Arknights: Playable Explanation and Player Agency under Opacity
Research shows the mobile game's AI companion PRTS trains players to act on unverifiable explanations.
A new research paper by Shuai Guo, titled "Arknights: Playable Explanation and Player Agency under Opacity," uses the popular mobile tower defense game as a living lab for human-AI interaction. The study conducts a qualitative close reading of the game's diegetic AI companion, PRTS (Preliminary R.I.I.C. Terminal System), which guides players through complex missions. Guo's analysis reveals that PRTS provides explanations that are sufficient to initiate player action but deliberately insufficient to verify or fully understand the underlying causality. This design, featuring incomplete information and narrative disruptions of trust, effectively trains millions of players to operate effectively within a system they cannot fully see or control.
The paper argues that this interactive model moves beyond traditional Explainable AI (XAI) approaches focused on transparency and visualization. Instead, Arknights demonstrates 'explanatory agency'—a mode where user competence is reorganized toward abductive reasoning and interpretation, rather than direct control or complete understanding. This finding challenges the prevailing XAI paradigm that prioritizes making AI systems fully interpretable. For AI designers, the game offers a proven blueprint for building interfaces where users can collaborate effectively with opaque AI, like large language models (LLMs), by learning to act on probabilistic guidance and manage uncertainty.

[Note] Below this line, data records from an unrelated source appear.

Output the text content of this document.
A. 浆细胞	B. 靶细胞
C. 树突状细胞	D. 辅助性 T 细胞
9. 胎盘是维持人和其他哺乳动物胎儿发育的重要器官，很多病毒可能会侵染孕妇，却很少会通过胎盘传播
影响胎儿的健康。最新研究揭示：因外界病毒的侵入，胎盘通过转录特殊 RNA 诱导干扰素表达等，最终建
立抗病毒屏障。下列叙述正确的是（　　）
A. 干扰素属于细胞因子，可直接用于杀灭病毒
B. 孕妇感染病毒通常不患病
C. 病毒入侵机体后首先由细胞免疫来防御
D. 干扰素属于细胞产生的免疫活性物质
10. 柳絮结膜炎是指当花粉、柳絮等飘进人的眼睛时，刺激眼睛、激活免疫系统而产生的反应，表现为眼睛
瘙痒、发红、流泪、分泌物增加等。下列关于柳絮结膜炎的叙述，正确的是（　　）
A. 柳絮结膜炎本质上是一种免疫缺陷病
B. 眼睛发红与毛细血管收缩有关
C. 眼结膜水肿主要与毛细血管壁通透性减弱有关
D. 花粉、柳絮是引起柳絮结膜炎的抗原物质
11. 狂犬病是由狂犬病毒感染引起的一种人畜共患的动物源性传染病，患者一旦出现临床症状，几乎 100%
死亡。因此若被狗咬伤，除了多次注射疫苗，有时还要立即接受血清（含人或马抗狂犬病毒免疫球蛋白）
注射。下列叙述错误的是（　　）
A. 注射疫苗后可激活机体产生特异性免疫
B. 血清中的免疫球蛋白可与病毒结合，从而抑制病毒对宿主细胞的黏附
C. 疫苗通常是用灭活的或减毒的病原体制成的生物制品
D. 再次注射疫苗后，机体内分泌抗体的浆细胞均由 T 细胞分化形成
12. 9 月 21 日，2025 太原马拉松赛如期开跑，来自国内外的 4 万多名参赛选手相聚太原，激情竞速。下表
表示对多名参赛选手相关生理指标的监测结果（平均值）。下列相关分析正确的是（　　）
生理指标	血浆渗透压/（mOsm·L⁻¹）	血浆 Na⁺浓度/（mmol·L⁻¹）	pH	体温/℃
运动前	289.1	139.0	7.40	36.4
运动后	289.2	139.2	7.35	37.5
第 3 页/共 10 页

- The study analyzes Arknights' AI system PRTS, which provides 'usable but unverifiable' explanations to guide player action.
- Player agency shifts from direct control to 'explanatory agency,' relying on abductive reasoning with incomplete information.
- The research offers a new framework for XAI design, suggesting effective human-AI collaboration can exist without full system transparency.
Why It Matters
It provides a model for designing AI assistants we can use effectively, even when we can't fully understand their 'black box' reasoning.